Dès lors qu’un système mondial est corrompu par des multiples mauvaises créances que l’on découvre au fur à mesure que les uns et les autres n’en veulent plus, c’est la spirale de la crise financière. Le crédit non régulé est donc bien la cause de la crise financière de 2007/2008 et a conduit à la catastrophe dans le secteur de l’immobilier aux Etats-Unis. Mais rien ne permet de croire que cette chute des prix de l’immobilier n’atteigne pas la Chine. Attention de ne pas jeter le bébé et l’eau car la grande partie du système financier mondial est saine et fonctionne sur une base de la régulation laquelle, entretemps, s’est renforcée.
Mais il y a aussi des structures financières qui offrent des crédits aux entreprises à des taux élevés, voire usuraires. En fait, les entreprises, notamment les Petites et moyennes entreprises (PME) ou les collectivités locales qui se sont engagées dans des prêts à taux variables se sont faits piégées, ce d’autant plus que les dirigeants de banques irresponsables ont conseillé d’aggraver la situation en y rajoutant des opérations de change risquées. L’ensemble de ces ingrédients existe aussi en Chine notamment dans le secteur immobilier.

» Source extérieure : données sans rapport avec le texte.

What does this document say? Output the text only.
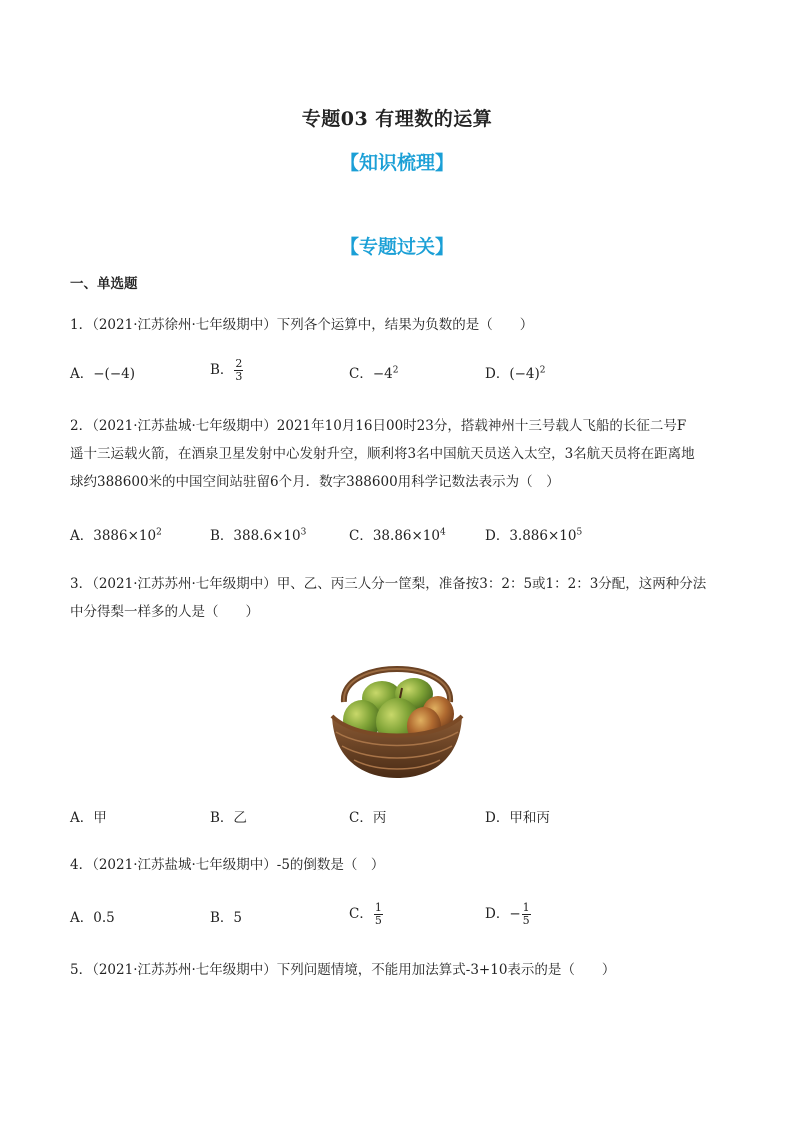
专题03 有理数的运算
【知识梳理】
【专题过关】
一、单选题
1．（2021·江苏徐州·七年级期中）下列各个运算中，结果为负数的是（　　）
A．−(−4)	B． $\frac{2}{3}$	C．$-4^2$	D．$(-4)^2$
2．（2021·江苏盐城·七年级期中）2021年10月16日00时23分，搭载神州十三号载人飞船的长征二号F
遥十三运载火箭，在酒泉卫星发射中心发射升空，顺利将3名中国航天员送入太空，3名航天员将在距离地
球约388600米的中国空间站驻留6个月．数字388600用科学记数法表示为（　）
A．$3886\times 10^2$	B．$388.6\times 10^3$	C．$38.86\times 10^4$	D．$3.886\times 10^5$
3．（2021·江苏苏州·七年级期中）甲、乙、丙三人分一筐梨，准备按3：2：5或1：2：3分配，这两种分法
中分得梨一样多的人是（　　）
A．甲	B．乙	C．丙	D．甲和丙
4．（2021·江苏盐城·七年级期中）-5的倒数是（　）
A．0.5	B．5	C． $\frac{1}{5}$	D．− $\frac{1}{5}$
5．（2021·江苏苏州·七年级期中）下列问题情境，不能用加法算式-3+10表示的是（　　）
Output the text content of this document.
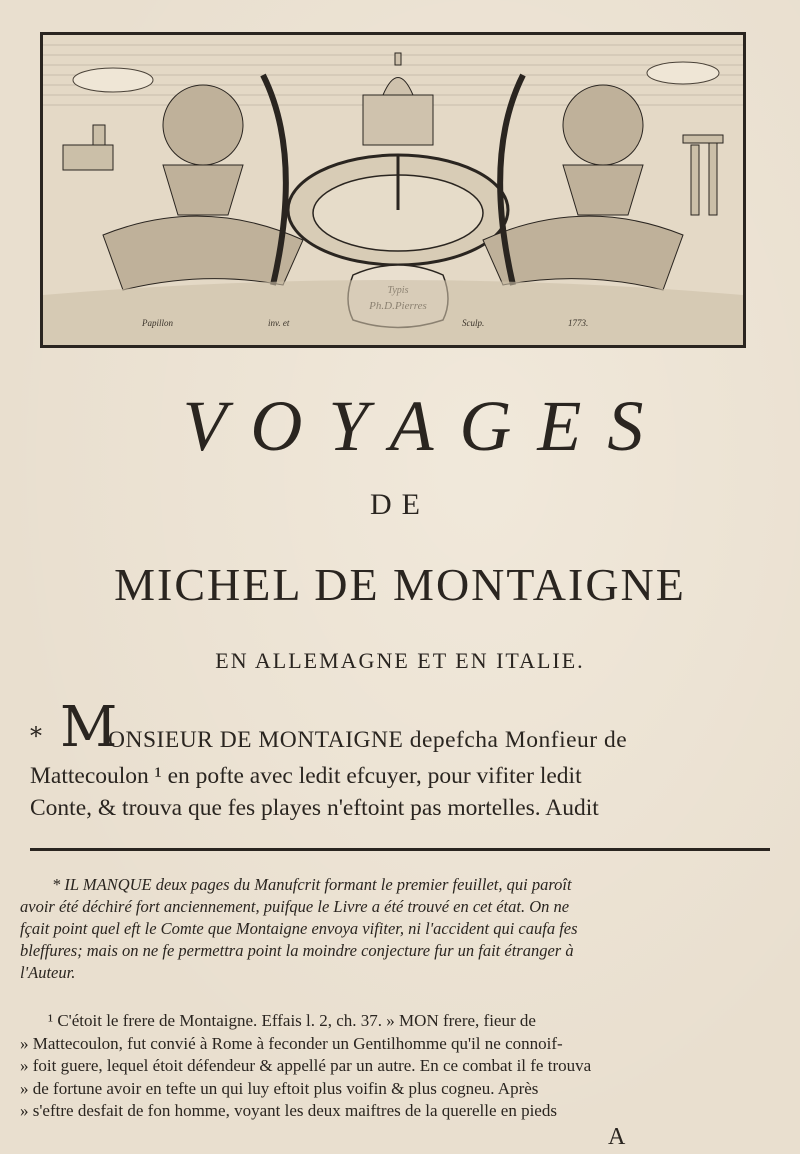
Papillon	inv. et	Sculp.	1773.
VOYAGES
DE
MICHEL DE MONTAIGNE
EN ALLEMAGNE ET EN ITALIE.
* M
ONSIEUR DE MONTAIGNE depefcha Monfieur de
Mattecoulon ¹ en pofte avec ledit efcuyer, pour vifiter ledit
Conte, & trouva que fes playes n'eftoint pas mortelles. Audit
* IL MANQUE deux pages du Manufcrit formant le premier feuillet, qui paroît
avoir été déchiré fort anciennement, puifque le Livre a été trouvé en cet état. On ne
fçait point quel eft le Comte que Montaigne envoya vifiter, ni l'accident qui caufa fes
bleffures; mais on ne fe permettra point la moindre conjecture fur un fait étranger à
l'Auteur.
¹ C'étoit le frere de Montaigne. Effais l. 2, ch. 37. » MON frere, fieur de
» Mattecoulon, fut convié à Rome à feconder un Gentilhomme qu'il ne connoif-
» foit guere, lequel étoit défendeur & appellé par un autre. En ce combat il fe trouva
» de fortune avoir en tefte un qui luy eftoit plus voifin & plus cogneu. Après
» s'eftre desfait de fon homme, voyant les deux maiftres de la querelle en pieds
A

Il ne s’agit donc plus de « corriger » un système qui fonctionne mais bien de mettre en cause la « déréglementation » surtout si la croissance mondiale se met à baisser… La conséquence est simple : toutes les entreprises, structures étatiques, y compris les Etats qui sont très lourdement endettés, se retrouveraient automatiquement insolvables.
3. MAUVAIS CONSEILS DU FMI A LA CHINE
Alors conseiller la Chine par exemple de «réduire son interventionnisme économique » pour « laisser plus de place au marché » comme le souhaite Barack Obama, relayé par Christine Lagarde, Directrice du Fonds monétaire international au nom des pays occidentaux très endettés (POTE), c’est ne pas comprendre que les autorités chinoises ne copieront jamais le système du « libre marché total », ce d’autant plus que les résultats en Union européenne, aux Etats-Unis ou même au Japon ne sont pas très probants en termes de l’équilibre macroéconomique de chacun de ces pays. Il faut aussi rappeler que les « stress-tests des 17 plus grandes banques chinoises » sont bons et ces banques peuvent résister à des chocs financiers isolés, au même titre que les banques françaises qui ont passé avec succès ces « stress-tests ». La vulnérabilité du système financier chinois est moins grande que la vulnérabilité du système américain ou européen.
Il faut donc une conjugaison, entre autres, d’un endettement public colossal, d’une chute des prix de l’immobilier, d’une modification défavorable des taux de change, d’un ralentissement rapide et agressif de la croissance et d’une grande dose d’actifs toxiques diffusés insidieusement pour que le secteur financier chinois soit atteint. Sauf que ces cinq grandes conditions sont justement celles qui ont conduit à la crise de 2007/2008 aux Etats-Unis et en Europe par le laxisme des dirigeants de ces pays. Sur ce point, les autorités chinoises sont tout sauf laxistes. Elles sont en train de faire dégonfler la bulle immobilière en construction en Chine. Elles laissent pourtant les patrons entrepreneurs chinois fermer boutique dès lors qu’ils ont fait des mauvaises affaires. Alors il y a bien « plus de marché » au niveau du business en Chine, et « plus d’interventionnisme de l’Etat » au niveau du système financier. Relâcher le contrôle sur le change et laisser la Banque centrale s’auto-déréglementer, n’apparaissent pas pour les pays qui émergent ou en voie d’émergence comme de bons conseils. Cela se discute surtout si cela doit plomber la croissance économique actuelle du monde non occidental.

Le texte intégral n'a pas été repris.